I would like to prove that the following algorithm to find a similar matrix under reduced form, that is a triangular one (it includes Jordan normal form), works but there is one step putting me in trouble.
For the seek of completeness I give all the necessary context to understand my question.
We are working on $E$ a finite dimensional vector space over an algebraically closed field. We consider $f$ an endomorphism on $E$.
The algorithm proceeds as follows:
For each eigenvalue $\lambda_k$, we start by finding a basis $(v_1,…, v_p)$ of the eigenspace $F(\lambda_k)$. In many cases this is not sufficient (algebraic multiplicity of the eigenvalue $\lambda_k$ greater than the dimension of $F(\lambda_k)$). Instead, we will « complete » the basis $(v_1,…, v_p)$ in order to find a basis of the spectral eigenspace of $\lambda_k$ denote $S(\lambda_k)$ (definition given below) which contains $F(\lambda_k)$.

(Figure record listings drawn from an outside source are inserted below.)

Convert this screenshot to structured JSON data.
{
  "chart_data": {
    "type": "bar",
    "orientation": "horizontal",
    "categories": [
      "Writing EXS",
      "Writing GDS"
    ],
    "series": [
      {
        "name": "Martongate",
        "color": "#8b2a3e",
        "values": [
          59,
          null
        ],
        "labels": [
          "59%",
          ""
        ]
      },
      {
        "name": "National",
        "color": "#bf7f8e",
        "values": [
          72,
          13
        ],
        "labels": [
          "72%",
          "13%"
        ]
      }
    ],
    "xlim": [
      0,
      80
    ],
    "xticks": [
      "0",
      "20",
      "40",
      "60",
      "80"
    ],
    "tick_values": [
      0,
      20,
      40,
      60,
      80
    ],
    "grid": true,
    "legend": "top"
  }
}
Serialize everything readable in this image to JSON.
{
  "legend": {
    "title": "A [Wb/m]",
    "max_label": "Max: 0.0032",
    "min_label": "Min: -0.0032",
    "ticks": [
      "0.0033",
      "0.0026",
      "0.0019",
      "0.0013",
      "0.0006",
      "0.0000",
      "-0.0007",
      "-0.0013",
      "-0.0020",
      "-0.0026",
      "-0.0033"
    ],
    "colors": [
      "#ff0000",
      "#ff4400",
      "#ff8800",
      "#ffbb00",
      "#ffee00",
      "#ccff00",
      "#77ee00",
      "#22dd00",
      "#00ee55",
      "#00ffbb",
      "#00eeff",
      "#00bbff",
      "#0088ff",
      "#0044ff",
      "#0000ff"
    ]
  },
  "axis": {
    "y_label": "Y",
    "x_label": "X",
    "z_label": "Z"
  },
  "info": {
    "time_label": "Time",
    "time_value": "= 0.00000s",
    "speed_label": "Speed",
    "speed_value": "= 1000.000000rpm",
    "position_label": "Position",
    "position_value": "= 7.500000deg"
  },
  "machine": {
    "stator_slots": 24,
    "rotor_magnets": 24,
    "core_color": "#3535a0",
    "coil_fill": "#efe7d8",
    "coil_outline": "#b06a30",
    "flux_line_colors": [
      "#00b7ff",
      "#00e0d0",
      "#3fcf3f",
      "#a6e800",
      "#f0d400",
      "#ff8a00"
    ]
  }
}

For this, we take a linear combination of the basis (denote $b_{p+1}$) and seek for $w_{p+1}$ satisfying
$$ (f-\lambda_k I)(w_{p+1}) = \sum_{i=1}^{p}\alpha_i v_i = b_{p+1} $$
Then we add $w_{p+1}$, which is linearly independent of the basis, to the basis $(v_1,…,v_p)$ and we continue by taking a linear combination of $(v_1,…,v_p,w_{p+1})$ (denote $b_{p+2}$) such that it is linearly independant of $b_{p+1}$ and we seek for a solution $w_{p+2}$ of
$$ (f-\lambda_k I)(w_{p+2}) = b_{p+2} $$
And we follow this procedure until we get a family of linearly independent vectors $(v_1,…,v_p,w_{p+1},…,w_{p+k})$ with cardinality equal to the algebraic multiplicity of the eigenvalue $\lambda_k$.
By doing this, we determine a basis of $S(\lambda_k)$ since a well known theorem states that (for finite dimensional vector space over an algebraically closed field) the dimension of the space $S(\lambda_k)$ is equal to the algebraic multiplicity of the eigenvalue $\lambda_k$.

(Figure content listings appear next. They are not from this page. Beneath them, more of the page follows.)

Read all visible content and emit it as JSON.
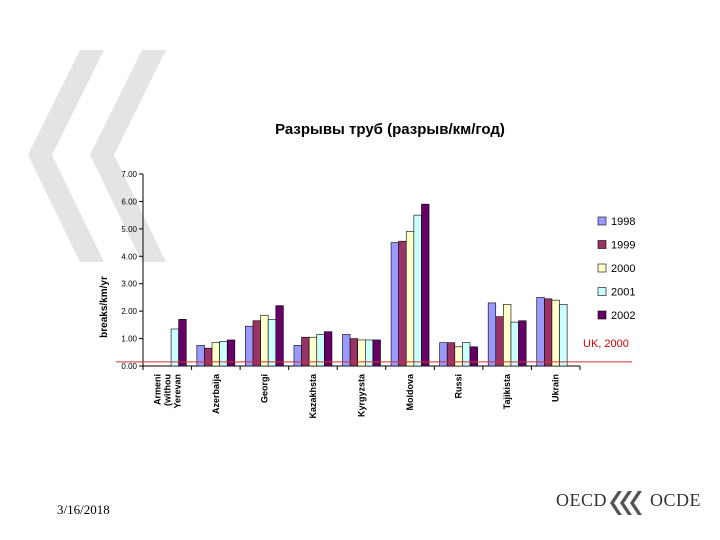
{
  "slide": {
    "date": "3/16/2018",
    "logo_left": "OECD",
    "logo_right": "OCDE"
  },
  "colors": {
    "deco_chevron": "#e3e3e3",
    "reference_line": "#cc3333",
    "logo_mark": "#555555"
  },
  "chart_data": {
    "type": "bar",
    "title": "Разрывы труб (разрыв/км/год)",
    "ylabel": "breaks/km/yr",
    "xlabel": "",
    "ylim": [
      0,
      7
    ],
    "yticks": [
      0,
      1,
      2,
      3,
      4,
      5,
      6,
      7
    ],
    "ytick_labels": [
      "0.00",
      "1.00",
      "2.00",
      "3.00",
      "4.00",
      "5.00",
      "6.00",
      "7.00"
    ],
    "grid": false,
    "legend_position": "right",
    "categories": [
      "Armeni (withou Yerevan",
      "Azerbaija",
      "Georgi",
      "Kazakhsta",
      "Kyrgyzsta",
      "Moldova",
      "Russi",
      "Tajikista",
      "Ukrain"
    ],
    "category_lines": [
      [
        "Armeni",
        "(withou",
        "Yerevan"
      ],
      [
        "Azerbaija"
      ],
      [
        "Georgi"
      ],
      [
        "Kazakhsta"
      ],
      [
        "Kyrgyzsta"
      ],
      [
        "Moldova"
      ],
      [
        "Russi"
      ],
      [
        "Tajikista"
      ],
      [
        "Ukrain"
      ]
    ],
    "series": [
      {
        "name": "1998",
        "color": "#9999ff",
        "values": [
          null,
          0.75,
          1.45,
          0.75,
          1.15,
          4.5,
          0.85,
          2.3,
          2.5
        ]
      },
      {
        "name": "1999",
        "color": "#993366",
        "values": [
          null,
          0.65,
          1.65,
          1.05,
          1.0,
          4.55,
          0.85,
          1.8,
          2.45
        ]
      },
      {
        "name": "2000",
        "color": "#ffffcc",
        "values": [
          null,
          0.85,
          1.85,
          1.05,
          0.95,
          4.9,
          0.7,
          2.25,
          2.4
        ]
      },
      {
        "name": "2001",
        "color": "#ccffff",
        "values": [
          1.35,
          0.9,
          1.7,
          1.15,
          0.95,
          5.5,
          0.85,
          1.6,
          2.25
        ]
      },
      {
        "name": "2002",
        "color": "#660066",
        "values": [
          1.7,
          0.95,
          2.2,
          1.25,
          0.95,
          5.9,
          0.7,
          1.65,
          null
        ]
      }
    ],
    "reference_line": {
      "value": 0.15,
      "label": "UK, 2000"
    }
  }
}
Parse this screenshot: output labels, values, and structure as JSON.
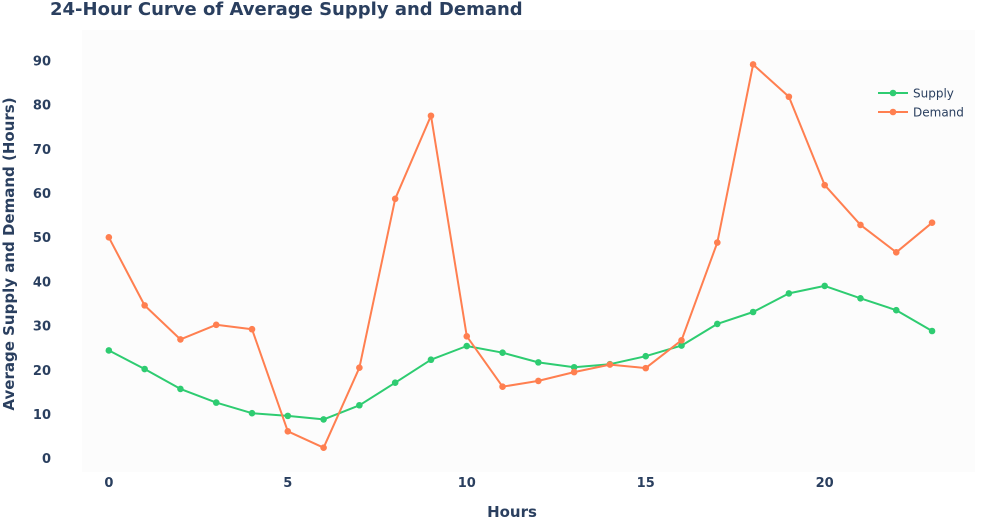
{
  "chart_data": {
    "type": "line",
    "title": "24-Hour Curve of Average Supply and Demand",
    "xlabel": "Hours",
    "ylabel": "Average Supply and Demand (Hours)",
    "x": [
      0,
      1,
      2,
      3,
      4,
      5,
      6,
      7,
      8,
      9,
      10,
      11,
      12,
      13,
      14,
      15,
      16,
      17,
      18,
      19,
      20,
      21,
      22,
      23
    ],
    "xlim": [
      -0.75,
      24.2
    ],
    "ylim": [
      -3,
      97
    ],
    "x_ticks": [
      0,
      5,
      10,
      15,
      20
    ],
    "y_ticks": [
      0,
      10,
      20,
      30,
      40,
      50,
      60,
      70,
      80,
      90
    ],
    "grid": false,
    "legend_position": "top-right",
    "plot_background": "#fcfcfc",
    "series": [
      {
        "name": "Supply",
        "color": "#2ecc71",
        "values": [
          24.5,
          20.3,
          15.8,
          12.7,
          10.3,
          9.7,
          8.9,
          12.1,
          17.2,
          22.4,
          25.5,
          24.0,
          21.8,
          20.7,
          21.4,
          23.2,
          25.6,
          30.5,
          33.2,
          37.4,
          39.1,
          36.3,
          33.6,
          28.9
        ]
      },
      {
        "name": "Demand",
        "color": "#ff7f50",
        "values": [
          50.1,
          34.7,
          27.0,
          30.3,
          29.3,
          6.2,
          2.5,
          20.6,
          58.8,
          77.6,
          27.7,
          16.3,
          17.6,
          19.6,
          21.3,
          20.5,
          26.8,
          48.9,
          89.2,
          81.9,
          61.9,
          52.9,
          46.7,
          53.4
        ]
      }
    ]
  }
}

My question is about the sentence in bold: I am not able to find the argument proving that the vectors $w_{p+1}$ that we determine by using this procedure are linearly independent of the family $(v_1,….,v_p)$. Can you give a hint to help me prove this please?
Thank you a lot!
Some definitions:
1- $v$ ($\neq 0_{E}$) is a spectral eigenvector for the eigenvalue $\lambda$ if there exists $n\geq 1$ such that $(f-\lambda I)^n(v) = 0_{E}$ where $f^n$ denote the composition, $n$ times, of $f$ with itself with the convention that $f^0= I$ where $I$ is the identity mapping.

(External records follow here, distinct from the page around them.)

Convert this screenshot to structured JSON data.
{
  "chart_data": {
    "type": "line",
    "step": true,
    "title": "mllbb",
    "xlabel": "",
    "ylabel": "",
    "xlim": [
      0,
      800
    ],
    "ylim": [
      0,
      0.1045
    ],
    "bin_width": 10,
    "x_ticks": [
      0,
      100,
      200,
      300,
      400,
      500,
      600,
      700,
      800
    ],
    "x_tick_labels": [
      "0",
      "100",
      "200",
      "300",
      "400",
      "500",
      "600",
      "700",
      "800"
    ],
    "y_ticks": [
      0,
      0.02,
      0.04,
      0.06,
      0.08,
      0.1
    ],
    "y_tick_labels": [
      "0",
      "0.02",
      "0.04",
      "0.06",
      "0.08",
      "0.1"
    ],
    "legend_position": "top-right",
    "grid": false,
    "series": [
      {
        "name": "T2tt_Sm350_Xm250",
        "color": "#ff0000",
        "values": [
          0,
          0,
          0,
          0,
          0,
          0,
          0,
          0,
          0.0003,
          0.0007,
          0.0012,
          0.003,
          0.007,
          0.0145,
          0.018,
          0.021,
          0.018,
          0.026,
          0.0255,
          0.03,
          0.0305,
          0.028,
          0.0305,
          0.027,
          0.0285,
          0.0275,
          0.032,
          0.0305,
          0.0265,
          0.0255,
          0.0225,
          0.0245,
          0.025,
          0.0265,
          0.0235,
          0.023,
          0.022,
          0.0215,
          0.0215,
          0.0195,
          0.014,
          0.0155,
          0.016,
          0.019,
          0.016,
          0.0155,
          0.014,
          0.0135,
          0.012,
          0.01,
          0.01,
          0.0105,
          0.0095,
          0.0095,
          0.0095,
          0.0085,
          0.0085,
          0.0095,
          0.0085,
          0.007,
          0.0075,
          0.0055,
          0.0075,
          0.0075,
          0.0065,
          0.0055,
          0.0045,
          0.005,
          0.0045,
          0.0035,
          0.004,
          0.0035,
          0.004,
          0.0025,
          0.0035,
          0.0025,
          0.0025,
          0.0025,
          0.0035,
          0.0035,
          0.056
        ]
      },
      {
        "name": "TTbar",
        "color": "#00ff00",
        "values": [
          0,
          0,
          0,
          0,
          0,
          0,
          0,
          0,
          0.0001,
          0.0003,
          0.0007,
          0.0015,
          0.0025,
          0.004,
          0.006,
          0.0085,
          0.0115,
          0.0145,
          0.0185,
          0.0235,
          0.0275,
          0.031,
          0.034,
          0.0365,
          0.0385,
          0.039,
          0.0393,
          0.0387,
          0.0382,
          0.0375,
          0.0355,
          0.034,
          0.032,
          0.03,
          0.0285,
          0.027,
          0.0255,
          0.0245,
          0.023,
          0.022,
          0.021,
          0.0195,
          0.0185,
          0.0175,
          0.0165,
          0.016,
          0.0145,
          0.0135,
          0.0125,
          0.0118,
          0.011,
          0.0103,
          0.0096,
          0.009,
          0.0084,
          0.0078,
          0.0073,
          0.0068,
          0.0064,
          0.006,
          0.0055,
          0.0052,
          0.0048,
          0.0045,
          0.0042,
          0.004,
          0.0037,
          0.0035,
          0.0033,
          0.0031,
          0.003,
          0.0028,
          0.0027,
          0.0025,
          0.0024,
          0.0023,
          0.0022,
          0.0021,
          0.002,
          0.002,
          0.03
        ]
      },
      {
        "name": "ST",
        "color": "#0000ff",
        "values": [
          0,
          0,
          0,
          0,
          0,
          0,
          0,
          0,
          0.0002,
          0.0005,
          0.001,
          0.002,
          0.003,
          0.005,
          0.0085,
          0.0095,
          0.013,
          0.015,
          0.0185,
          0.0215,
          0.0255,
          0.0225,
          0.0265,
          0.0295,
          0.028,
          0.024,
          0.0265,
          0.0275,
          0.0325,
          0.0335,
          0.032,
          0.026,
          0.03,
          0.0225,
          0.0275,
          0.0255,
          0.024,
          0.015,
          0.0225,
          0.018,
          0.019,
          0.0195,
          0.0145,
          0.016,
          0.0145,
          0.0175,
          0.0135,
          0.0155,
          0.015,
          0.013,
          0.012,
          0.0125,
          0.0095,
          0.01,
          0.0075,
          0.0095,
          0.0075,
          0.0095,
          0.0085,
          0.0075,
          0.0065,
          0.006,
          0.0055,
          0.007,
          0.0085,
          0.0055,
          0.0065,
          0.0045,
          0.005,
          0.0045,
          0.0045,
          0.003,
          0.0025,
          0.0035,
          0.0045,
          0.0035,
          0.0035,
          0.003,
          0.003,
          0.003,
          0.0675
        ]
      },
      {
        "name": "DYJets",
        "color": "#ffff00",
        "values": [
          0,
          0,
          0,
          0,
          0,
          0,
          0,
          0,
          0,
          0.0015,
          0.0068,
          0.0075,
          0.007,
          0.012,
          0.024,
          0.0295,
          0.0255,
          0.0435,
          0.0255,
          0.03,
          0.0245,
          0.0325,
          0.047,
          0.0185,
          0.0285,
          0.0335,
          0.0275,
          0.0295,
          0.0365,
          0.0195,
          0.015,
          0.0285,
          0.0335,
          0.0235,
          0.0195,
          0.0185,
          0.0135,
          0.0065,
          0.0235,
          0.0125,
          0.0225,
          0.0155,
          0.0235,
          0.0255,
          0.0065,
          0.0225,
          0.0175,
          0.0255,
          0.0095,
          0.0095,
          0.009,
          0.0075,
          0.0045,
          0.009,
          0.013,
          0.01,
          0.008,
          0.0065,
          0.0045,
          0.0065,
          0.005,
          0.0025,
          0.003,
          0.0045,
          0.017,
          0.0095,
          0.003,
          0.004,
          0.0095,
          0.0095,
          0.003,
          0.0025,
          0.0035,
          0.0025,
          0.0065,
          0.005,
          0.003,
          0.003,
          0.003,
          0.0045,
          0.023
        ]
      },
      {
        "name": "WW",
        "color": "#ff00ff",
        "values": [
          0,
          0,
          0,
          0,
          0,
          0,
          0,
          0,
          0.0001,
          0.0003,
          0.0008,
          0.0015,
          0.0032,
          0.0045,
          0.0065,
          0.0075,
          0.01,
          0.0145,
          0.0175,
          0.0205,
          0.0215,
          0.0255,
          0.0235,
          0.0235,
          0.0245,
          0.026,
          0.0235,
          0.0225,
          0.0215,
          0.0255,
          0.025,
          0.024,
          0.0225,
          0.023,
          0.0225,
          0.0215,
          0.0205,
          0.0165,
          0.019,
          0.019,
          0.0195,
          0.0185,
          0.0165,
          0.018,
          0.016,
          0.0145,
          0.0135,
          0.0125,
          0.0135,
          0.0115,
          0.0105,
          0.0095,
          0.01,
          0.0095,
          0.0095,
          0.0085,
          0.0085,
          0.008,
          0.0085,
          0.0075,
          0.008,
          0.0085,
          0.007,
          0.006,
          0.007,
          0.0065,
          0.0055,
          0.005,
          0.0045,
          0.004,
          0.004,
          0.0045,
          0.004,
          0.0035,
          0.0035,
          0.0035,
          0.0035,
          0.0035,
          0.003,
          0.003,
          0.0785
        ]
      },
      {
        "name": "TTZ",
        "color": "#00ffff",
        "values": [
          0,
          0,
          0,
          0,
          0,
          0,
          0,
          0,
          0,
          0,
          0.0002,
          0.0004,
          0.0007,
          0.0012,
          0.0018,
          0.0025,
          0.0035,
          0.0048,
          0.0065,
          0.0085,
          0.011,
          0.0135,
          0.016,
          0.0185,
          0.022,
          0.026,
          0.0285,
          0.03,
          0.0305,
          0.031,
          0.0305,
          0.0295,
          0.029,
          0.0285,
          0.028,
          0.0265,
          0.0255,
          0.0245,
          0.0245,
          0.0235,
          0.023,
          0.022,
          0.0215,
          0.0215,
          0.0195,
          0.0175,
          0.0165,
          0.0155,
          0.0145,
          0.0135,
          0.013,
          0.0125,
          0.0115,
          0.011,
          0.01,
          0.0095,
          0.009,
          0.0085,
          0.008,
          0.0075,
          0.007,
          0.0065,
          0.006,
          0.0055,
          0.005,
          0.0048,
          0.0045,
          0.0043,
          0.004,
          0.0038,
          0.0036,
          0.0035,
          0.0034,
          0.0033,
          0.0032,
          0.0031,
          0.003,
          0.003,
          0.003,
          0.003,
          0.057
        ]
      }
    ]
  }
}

2- $S(\lambda)$ is the spectral eigenspace associated to $\lambda$, it is the set of all the spectral eigenvectors of $\lambda$.
This contains possibly lot of mistakes sorry.
The linear combination of the basis $(v_1,…,v_p)$ (denote $b_{p+1}$) has to be taken such that it is a non zero linear combination.
Then for the next step : the linear combination $b_i$ of $(v_1,…,v_p,.., w_{i-1})$ ($i\geq p+2$) should be such that they are linearly independant of the previous $b_k$ ($p+1\leq k<i$).
It is possible because at each step, $b_{i+1}$ is a linear combination of $(v_1,…,v_p,…w_i)$ while $b_{i}$ is a linear combination of $(v_1,…,v_p,…w_{i-1})$
Seeing that I have some difficulty to propose such procedure to determine the reduced form of a similar matrix using the result I have stated about the spectral eigenspace. If you have some recommendations on how to perform such a task it would help me a lot. Thank you.
This isn't an answer, but it was too long for a comment. Im not sure I follow what you are doing. You write "For this, we take a linear combination of the basis (denote +1) " but it is not clear what linear combination you are taking, and how do you know that there will exist a solution $w_{p+1}$ (the $f-\lambda_k$ has less than full rank) . But in any case, if the $w_{p+1}$ you find is some linear combination of the $v_1, \ldots, v_p$, say $$w_{p+1}=\sum c_iv_i$$ then apply $f-\lambda_k I$ to both sides of this to get $$(f-\lambda_kI)w_{p+1} = \sum c_i(f-\lambda_k)v_i =0$$ since the $v_i$ are eigenvectors with eigenvalue $\lambda_k$.
Basically, I think you may want to look at the spaces $$V_j(\lambda_k)=\{ v \mid (f-\lambda_kI)^jv=0\}$$ so $V_1 \subseteq V_2\subseteq ...$.
But I'm not sure how all this related to reduced echelon form, which is about row operations, and this eigenstuff is Jordan decomposition ... but I just being ignorant.